Images, graphs and charts:

  • Must be submitted as individual files, separate from the main submission document.
  • Indicate in the main submission document the approximate location of each.
  • For images:
    • resolution must be 300-dpi;
    • JPEG or TIFF formats.
  • For tables and graphs:
    • Tables and graphs as Excel files;
    • All tables and graphs should include source data in the Excel file.

The following examples, which illustrate a number of citation scenarios, may serve as a guide for formatting your entries.

Books
Fernández, Lilia. 2012. Brown in the Windy City: Mexicans and Puerto Ricans in Postwar Chicago. Chicago: University of Chicago Press.

Padilla, Felix and Lourdes Santiago. 1993. Outside the Wall: A Puerto Rican Woman’s Struggle. New Brunswick, NJ: Rutgers University Press.

Book Chapters
Toro-Morn, Maura. 2005. Boricuas en Chicago: Gender and Class in the Migration and Settlement of Puerto Ricans. In The Puerto Rican Diaspora: Historical Perspectives, eds. Carmen Teresa Whalen and Víctor Vázquez-Hernández. 128–50. Philadelphia: Temple University Press.

Edited Volume
Rúa, Mérida M., ed. 2010. Latino Urban Ethnography and the Work of Elena Padilla. Champaign: University of Illinois Press.

Translated Work
Rodríguez Juliá, Edgardo. 2003. Cortijo’s Wake / El entierro de Cortijo. Translated by Juan Flores.

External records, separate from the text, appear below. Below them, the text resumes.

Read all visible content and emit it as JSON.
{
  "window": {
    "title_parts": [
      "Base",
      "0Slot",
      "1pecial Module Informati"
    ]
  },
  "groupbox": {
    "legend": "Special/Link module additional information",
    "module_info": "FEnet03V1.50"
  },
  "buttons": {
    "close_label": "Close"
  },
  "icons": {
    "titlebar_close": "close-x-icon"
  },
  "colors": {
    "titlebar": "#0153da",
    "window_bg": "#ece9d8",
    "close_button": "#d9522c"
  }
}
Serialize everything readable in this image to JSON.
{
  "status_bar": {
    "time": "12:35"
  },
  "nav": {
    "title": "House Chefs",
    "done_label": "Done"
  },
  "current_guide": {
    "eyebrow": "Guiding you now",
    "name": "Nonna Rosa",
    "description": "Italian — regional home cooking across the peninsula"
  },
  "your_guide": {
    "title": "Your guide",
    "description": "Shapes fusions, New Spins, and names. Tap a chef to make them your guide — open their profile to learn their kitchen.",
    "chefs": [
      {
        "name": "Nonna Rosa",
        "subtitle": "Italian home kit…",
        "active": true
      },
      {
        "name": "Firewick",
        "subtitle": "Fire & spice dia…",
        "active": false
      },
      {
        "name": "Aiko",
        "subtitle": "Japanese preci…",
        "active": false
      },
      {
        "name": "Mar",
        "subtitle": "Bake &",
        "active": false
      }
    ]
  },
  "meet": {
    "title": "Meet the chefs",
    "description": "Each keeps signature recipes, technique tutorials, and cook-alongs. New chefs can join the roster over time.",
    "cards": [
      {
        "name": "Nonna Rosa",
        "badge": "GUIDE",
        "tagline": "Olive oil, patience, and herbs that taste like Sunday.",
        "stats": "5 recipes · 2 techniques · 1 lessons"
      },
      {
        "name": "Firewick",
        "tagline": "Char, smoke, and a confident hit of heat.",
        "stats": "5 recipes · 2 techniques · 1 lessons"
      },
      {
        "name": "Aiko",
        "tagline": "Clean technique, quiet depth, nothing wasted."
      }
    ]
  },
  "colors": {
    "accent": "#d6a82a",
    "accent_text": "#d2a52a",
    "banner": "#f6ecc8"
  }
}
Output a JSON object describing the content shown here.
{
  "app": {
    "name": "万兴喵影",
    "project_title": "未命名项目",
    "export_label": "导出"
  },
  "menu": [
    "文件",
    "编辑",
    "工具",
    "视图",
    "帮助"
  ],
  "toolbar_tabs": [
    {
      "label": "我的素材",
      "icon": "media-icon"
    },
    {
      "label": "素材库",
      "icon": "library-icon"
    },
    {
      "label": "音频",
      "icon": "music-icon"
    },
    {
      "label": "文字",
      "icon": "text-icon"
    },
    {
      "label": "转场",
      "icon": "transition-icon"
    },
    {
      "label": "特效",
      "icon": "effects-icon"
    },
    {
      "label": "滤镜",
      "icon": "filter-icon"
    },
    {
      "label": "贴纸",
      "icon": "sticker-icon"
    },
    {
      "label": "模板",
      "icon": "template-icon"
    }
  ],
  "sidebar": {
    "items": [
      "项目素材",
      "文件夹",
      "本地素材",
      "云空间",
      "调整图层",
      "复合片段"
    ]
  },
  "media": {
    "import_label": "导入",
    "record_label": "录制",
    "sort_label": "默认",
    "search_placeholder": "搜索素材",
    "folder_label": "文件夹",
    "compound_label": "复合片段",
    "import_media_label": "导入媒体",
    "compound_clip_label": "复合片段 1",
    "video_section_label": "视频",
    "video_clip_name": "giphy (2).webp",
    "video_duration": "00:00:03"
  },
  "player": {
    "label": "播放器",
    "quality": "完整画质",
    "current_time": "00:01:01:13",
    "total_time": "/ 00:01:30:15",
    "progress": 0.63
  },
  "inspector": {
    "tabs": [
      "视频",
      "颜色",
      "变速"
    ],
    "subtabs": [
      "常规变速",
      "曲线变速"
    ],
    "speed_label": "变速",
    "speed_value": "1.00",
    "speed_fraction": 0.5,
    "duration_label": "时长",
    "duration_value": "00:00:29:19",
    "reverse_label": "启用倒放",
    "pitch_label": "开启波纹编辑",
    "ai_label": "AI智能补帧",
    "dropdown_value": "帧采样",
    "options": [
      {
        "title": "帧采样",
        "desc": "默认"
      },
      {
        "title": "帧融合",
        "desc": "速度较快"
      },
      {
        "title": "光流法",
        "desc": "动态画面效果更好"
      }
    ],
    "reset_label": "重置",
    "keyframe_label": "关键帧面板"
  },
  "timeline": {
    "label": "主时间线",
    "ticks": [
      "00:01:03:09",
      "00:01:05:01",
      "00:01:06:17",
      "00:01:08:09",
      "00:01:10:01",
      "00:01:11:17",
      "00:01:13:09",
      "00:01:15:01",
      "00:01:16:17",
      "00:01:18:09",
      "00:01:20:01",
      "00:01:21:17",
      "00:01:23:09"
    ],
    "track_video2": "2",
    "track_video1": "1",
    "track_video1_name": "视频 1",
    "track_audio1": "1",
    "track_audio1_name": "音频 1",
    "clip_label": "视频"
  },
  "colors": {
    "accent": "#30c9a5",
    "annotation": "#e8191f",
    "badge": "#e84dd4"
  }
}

Durham, NC: Duke University Press.

Journal Articles
Flores-González, Nilda. 2001. Paseo Boricua: Claiming a Puerto Rican space in Chicago. CENTRO: Journal of the Center for Puerto Rican Studies 13(2), 6–22.

Sotomayor, Antonio. 2016. Colonial Olympism: Puerto Rico and Jamaica’s Olympic movement in Pan‐American sport, 1930 to the 1950s. The International Journal of the History of Sport 21: 1–21. doi:10.1080/09523367.2016.1147429.

Online Resources
López, Gustavo and Renee Stepler. 2016. Latinos in the 2016 Election: Florida. Washington, DC: Pew Research Center. Accessed 15 March.
<http://www.pewhispanic.org/fact-sheets/2016-state-election-fact-sheets/l….

Multimedia Source
Morales, Iris. 1996. ¡Pa’lante Siempre Pa’lante! The Young Lords. New York: Third World Newsreel. Videocassette.

For additional examples and information, refer to the Chicago Manual of Style, 17th edition, or to the Chicago-Style Citation Quick Guide.